Mr. Richardson also reiterated his opposition to Amendment 2, and his message remains on the district’s official websites and Facebook page. This is, again, the use of public resources to oppose a ballot measure. The district also restricted comments on this Facebook post and blocked one of us (Mr. DeAngelis) after he commented. Though Mr. DeAngelis was eventually unblocked, the district’s actions potentially violated citizens’ First Amendment rights.
Gov. Andy Beshear, a Democrat, initially
defended the district by asserting that government-run school districts “have First Amendment rights.” But at the Kentucky State Fair the next day, the governor tacitly acknowledged the illegality of the district’s lobbying. He first played down the scandal, saying, “This was a Facebook post. This wasn’t spending thousands of dollars on a mailer.” But he added, “The bottom line is the message that was put out, even if it might not have been put out in the right way, is correct.”
At a
press conference on Aug. 16, the attorney general said that Mr. Beshear “very artfully dodged whether that was unlawful conduct or not.” But the law is the law. Mr. Coleman went on, “My job as attorney general, and [Mr. Beshear] should remember this as a former attorney general, is to clearly spell out what the law is, and then if the law is violated, enforce the law.”

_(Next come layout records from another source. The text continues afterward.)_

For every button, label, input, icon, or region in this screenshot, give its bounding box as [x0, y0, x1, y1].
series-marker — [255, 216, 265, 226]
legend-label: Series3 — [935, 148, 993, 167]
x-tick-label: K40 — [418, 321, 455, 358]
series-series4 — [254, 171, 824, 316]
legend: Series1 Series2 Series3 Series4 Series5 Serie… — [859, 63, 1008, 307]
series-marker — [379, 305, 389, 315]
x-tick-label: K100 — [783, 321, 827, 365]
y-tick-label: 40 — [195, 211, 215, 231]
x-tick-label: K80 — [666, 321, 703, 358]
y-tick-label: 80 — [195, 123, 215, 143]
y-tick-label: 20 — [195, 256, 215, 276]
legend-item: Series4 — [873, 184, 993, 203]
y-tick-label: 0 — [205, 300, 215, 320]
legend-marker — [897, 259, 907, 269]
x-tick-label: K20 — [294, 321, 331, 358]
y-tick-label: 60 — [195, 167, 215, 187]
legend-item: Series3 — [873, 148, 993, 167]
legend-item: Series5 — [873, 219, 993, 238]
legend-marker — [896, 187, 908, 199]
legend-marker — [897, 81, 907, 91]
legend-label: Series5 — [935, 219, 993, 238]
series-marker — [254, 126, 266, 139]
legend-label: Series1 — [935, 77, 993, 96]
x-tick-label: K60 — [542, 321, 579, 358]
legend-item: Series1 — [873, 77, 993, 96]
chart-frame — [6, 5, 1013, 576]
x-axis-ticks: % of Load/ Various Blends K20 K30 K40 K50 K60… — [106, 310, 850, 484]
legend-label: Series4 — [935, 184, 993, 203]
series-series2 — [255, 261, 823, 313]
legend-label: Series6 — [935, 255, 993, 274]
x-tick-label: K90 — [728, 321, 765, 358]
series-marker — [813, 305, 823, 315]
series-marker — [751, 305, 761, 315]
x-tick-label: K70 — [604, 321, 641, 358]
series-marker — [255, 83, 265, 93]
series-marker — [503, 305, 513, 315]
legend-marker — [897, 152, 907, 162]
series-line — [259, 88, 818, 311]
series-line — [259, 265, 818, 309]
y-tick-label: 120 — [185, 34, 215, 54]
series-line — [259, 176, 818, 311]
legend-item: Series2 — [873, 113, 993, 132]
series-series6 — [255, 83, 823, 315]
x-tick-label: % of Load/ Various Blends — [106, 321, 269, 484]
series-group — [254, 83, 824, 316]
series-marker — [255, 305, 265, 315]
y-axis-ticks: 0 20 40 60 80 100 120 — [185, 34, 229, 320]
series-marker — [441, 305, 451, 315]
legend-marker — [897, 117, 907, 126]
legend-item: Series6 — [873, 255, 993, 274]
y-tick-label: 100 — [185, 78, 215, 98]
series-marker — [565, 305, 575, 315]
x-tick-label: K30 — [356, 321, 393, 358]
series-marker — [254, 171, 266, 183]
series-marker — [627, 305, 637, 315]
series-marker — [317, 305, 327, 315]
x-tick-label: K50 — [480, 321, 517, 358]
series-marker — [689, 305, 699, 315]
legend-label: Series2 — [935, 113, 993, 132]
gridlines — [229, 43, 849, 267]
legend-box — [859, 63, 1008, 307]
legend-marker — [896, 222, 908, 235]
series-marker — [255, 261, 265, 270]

It doesn’t take the misuse of thousands of taxpayer dollars to violate Kentucky’s statute. In a meeting with lawmakers Thursday, Christopher Thacker, general counsel for the Office of the Attorney General, clarified that even if a school district’s advocacy against Amendment 2 doesn’t appear to cost money, it would still be illegal. “if it creates the appearance that . . . the school as an institution . . . is taking a position, that’s a nominal use of resources, and that’s not permitted.” Mr. Thacker also rebutted the argument that the law violates government employees’ First Amendment right: “When you’re not on the clock, when you’re not using school resources, when you’re not using an official forum that’s not open to the public, you’re free to say whatever you want.”
Three days after Mr. Coleman warned that electioneering with taxpayer-funded resources is illegal, Democratic Lt. Gov. Jacqueline Coleman’s official Twitter account
praised the Pulaski school district for “ringing the alarm about the school voucher amendment” and instructed Kentuckians: “Vote NO on Amendment 2.” If a district’s official Facebook page can’t be used to oppose a ballot measure, surely a lieutenant governor’s official Twitter can’t either.
The Daviess County Public Schools also appears culpable. According to a
whistleblower who spoke to us on condition of anonymity, the district held a mandatory staff rally where Superintendent Charles Broughton urged district employees to oppose Amendment 2. The whistleblower said that staff were explicitly told to vote no as part of a call-and-response chant, leading some who support Amendment 2 to walk out in protest. The school district didn’t respond to our request for comment."